Le daim parut d’abord voir venir l’empereur sans inquiétude ; mais lorsqu’il le jugea un peu trop proche, sans doute, il bondit soudain en avant, puis à peu de distance, il s’arrêta encore. Kang-Shi continua à courir. Toujours le charmant animal feignait de vouloir se laisser prendre et s’enfuyait subitement ; mais, tout à coup, sans que le sentier eût tourné, le daim blanc disparut.

— C’était décidément le Génie de la vallée ! dit l’empereur en s’arrêtant.

Comme il achevait cette phrase, la petite bête blanche avança la tête hors d’une grotte naturelle ouverte sur le chemin.

— Ah ! s’écria le Fils du ciel, tu es rentré dans ta demeure, tu ne m’échapperas plus.

Mais lorsqu’il mit le pied sur le seuil de la grotte il se trouva en face d’un Solitaire grave et serein, qui s’inclina devant lui.

Ce sage, ce philosophe, ce disciple de Kong-Fou-Tze et de Lao-Tze, portait une ample et longue robe déchiquetée et sale, de coton jaunâtre, aux larges manches plus longues que les bras, et serrée à la taille par une corde noire.
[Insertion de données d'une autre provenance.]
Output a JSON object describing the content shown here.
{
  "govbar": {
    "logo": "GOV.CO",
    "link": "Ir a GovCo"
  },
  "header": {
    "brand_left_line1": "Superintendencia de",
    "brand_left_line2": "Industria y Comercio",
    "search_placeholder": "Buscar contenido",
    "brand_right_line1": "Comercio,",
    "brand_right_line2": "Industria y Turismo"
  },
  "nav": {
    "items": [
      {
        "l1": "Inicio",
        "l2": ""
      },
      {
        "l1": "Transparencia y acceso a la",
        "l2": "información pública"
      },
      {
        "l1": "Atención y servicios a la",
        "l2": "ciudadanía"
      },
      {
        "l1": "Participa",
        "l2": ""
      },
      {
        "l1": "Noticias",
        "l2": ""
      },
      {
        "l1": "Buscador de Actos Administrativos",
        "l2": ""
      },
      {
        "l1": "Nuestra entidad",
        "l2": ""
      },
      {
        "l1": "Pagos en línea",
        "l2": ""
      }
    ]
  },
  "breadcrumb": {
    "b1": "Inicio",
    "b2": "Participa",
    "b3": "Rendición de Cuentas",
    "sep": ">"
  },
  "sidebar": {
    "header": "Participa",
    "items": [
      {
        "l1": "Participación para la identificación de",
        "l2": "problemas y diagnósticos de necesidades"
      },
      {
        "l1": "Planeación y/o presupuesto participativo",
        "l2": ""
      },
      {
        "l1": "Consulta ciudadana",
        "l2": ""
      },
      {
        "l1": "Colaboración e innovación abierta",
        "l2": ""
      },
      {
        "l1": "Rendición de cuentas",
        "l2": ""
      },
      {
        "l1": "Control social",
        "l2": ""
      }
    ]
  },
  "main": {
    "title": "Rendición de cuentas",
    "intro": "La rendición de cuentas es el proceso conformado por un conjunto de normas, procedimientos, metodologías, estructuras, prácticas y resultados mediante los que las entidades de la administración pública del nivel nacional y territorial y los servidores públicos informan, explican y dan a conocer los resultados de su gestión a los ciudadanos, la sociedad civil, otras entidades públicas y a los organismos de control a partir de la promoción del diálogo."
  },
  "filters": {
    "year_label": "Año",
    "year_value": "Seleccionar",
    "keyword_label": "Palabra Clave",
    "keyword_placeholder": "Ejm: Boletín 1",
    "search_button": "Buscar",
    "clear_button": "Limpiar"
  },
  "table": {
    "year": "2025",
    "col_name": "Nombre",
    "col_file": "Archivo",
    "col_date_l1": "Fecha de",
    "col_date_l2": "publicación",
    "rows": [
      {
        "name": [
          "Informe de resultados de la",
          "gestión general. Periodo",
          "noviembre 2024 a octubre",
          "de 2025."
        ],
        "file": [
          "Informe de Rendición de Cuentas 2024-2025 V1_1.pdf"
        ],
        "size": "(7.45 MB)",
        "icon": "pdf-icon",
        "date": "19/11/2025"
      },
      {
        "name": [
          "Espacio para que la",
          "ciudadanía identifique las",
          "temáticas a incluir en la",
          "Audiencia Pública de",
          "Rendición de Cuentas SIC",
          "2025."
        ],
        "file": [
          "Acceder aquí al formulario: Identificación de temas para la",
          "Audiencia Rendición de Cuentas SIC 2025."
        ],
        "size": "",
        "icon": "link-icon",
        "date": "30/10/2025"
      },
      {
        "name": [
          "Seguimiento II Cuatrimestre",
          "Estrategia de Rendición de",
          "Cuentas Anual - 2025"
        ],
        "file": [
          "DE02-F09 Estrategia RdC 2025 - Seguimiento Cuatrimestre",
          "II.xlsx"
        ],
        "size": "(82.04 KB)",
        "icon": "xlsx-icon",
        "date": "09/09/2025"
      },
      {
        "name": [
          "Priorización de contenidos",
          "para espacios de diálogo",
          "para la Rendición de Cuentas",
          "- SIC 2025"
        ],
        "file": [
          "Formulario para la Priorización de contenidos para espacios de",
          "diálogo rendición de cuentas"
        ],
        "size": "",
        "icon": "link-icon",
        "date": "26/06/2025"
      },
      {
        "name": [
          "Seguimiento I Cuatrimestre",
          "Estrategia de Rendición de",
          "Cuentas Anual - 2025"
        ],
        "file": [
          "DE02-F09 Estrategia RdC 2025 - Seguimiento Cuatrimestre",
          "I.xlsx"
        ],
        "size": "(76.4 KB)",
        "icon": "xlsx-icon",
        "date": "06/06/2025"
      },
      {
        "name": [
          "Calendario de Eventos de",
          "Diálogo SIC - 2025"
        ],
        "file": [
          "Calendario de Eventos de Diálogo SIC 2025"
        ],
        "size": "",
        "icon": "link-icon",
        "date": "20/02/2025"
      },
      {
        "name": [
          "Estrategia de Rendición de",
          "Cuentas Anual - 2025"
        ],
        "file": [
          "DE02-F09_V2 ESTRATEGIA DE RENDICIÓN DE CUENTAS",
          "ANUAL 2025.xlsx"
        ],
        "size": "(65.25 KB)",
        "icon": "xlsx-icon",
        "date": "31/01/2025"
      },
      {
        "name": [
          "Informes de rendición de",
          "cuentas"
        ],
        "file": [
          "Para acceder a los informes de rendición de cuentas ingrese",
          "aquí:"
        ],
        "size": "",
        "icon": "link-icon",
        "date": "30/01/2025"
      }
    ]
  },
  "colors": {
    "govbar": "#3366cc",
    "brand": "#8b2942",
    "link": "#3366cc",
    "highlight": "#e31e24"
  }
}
Il avait la tête et les pieds nus. Il s’appuyait sur un long rameau tortueux. Sa bouche était douce, son front était plein de pensées, ses petits yeux bridés, sans cils, jetaient un éclat tranquille. Il avait le crâne entièrement rasé. Il portait une barbe blanche, mince et pointue sous le menton et une longue touffe de poils à chaque joue.
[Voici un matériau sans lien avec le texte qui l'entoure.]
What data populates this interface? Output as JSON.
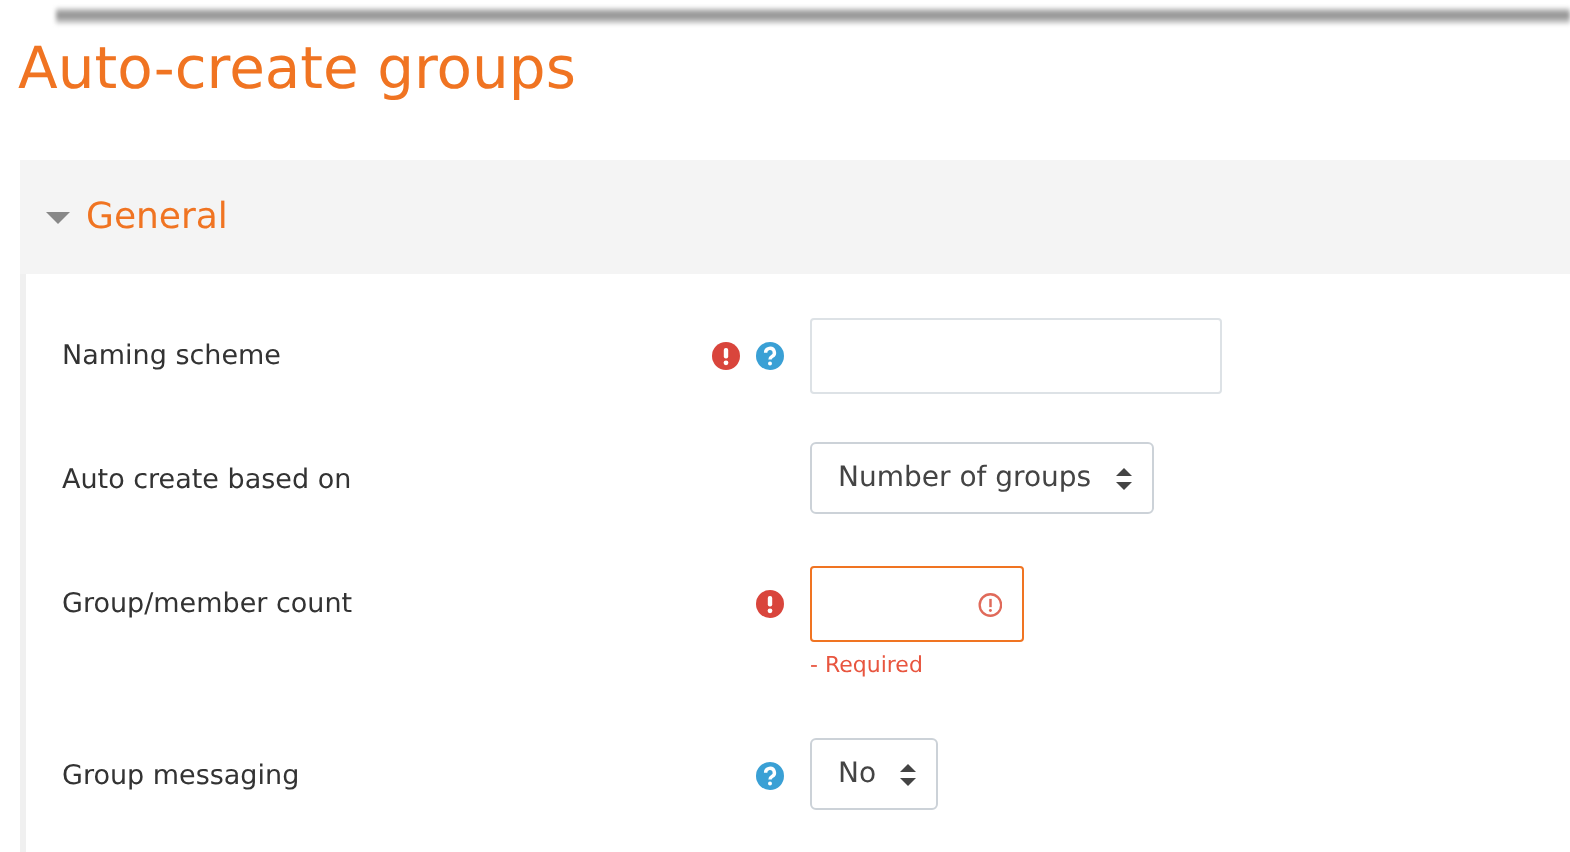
{
  "page_title": "Auto-create groups",
  "section": {
    "label": "General",
    "expanded": true
  },
  "fields": [
    {
      "label": "Naming scheme",
      "required": true,
      "help": true,
      "kind": "text"
    },
    {
      "label": "Auto create based on",
      "required": false,
      "help": false,
      "kind": "select",
      "value": "Number of groups"
    },
    {
      "label": "Group/member count",
      "required": true,
      "help": false,
      "kind": "text",
      "error": "- Required"
    },
    {
      "label": "Group messaging",
      "required": false,
      "help": true,
      "kind": "select",
      "value": "No"
    }
  ]
}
— Salut ! noble Kang-Shi ! dit-il ; salut, magnanime empereur !

— Ô grand Sage, ta science a deviné mon nom ! dit le Fils du Ciel en saluant avec respect.

— Je ne sais pas seulement ton nom, dit le philosophe, je sais aussi que ton cœur est le plus compatissant et le meilleur de tous les cœurs de l’empire. Je sais pourquoi tes habits sont souillés, et pourquoi ton dos saigne. Je te rends grâce de m’avoir conservé cet animal ; car on peut se passer des hommes mais on a besoin d’un ami.

Le daim blanc vint mettre son mufle doux dans la main de l’empereur.

— Oui, tu as là un précieux compagnon, dit Kang-Shi en caressant les poils lisses de la bête.

— Entre dans mon humble grotte, dit le Sage, tu m’écouteras pendant quelques instants ; si le hasard t’a conduit vers moi, c’est parce que j’avais de grandes choses à te révéler.

L’empereur suivit le philosophe et entra dans la caverne. Il jeta les yeux autour de lui. L’habitation du Solitaire était d’une simplicité complète : un amas de feuilles sèches formait le lit, deux rochers étaient le siège et la table ; pour tout ustensile, une écuelle de porcelaine ébréchée ; mais les parois de rochers lisses étaient creusées de ces maximes célèbres :


Le Ciel n’a pas de parents, il traite également tous les hommes.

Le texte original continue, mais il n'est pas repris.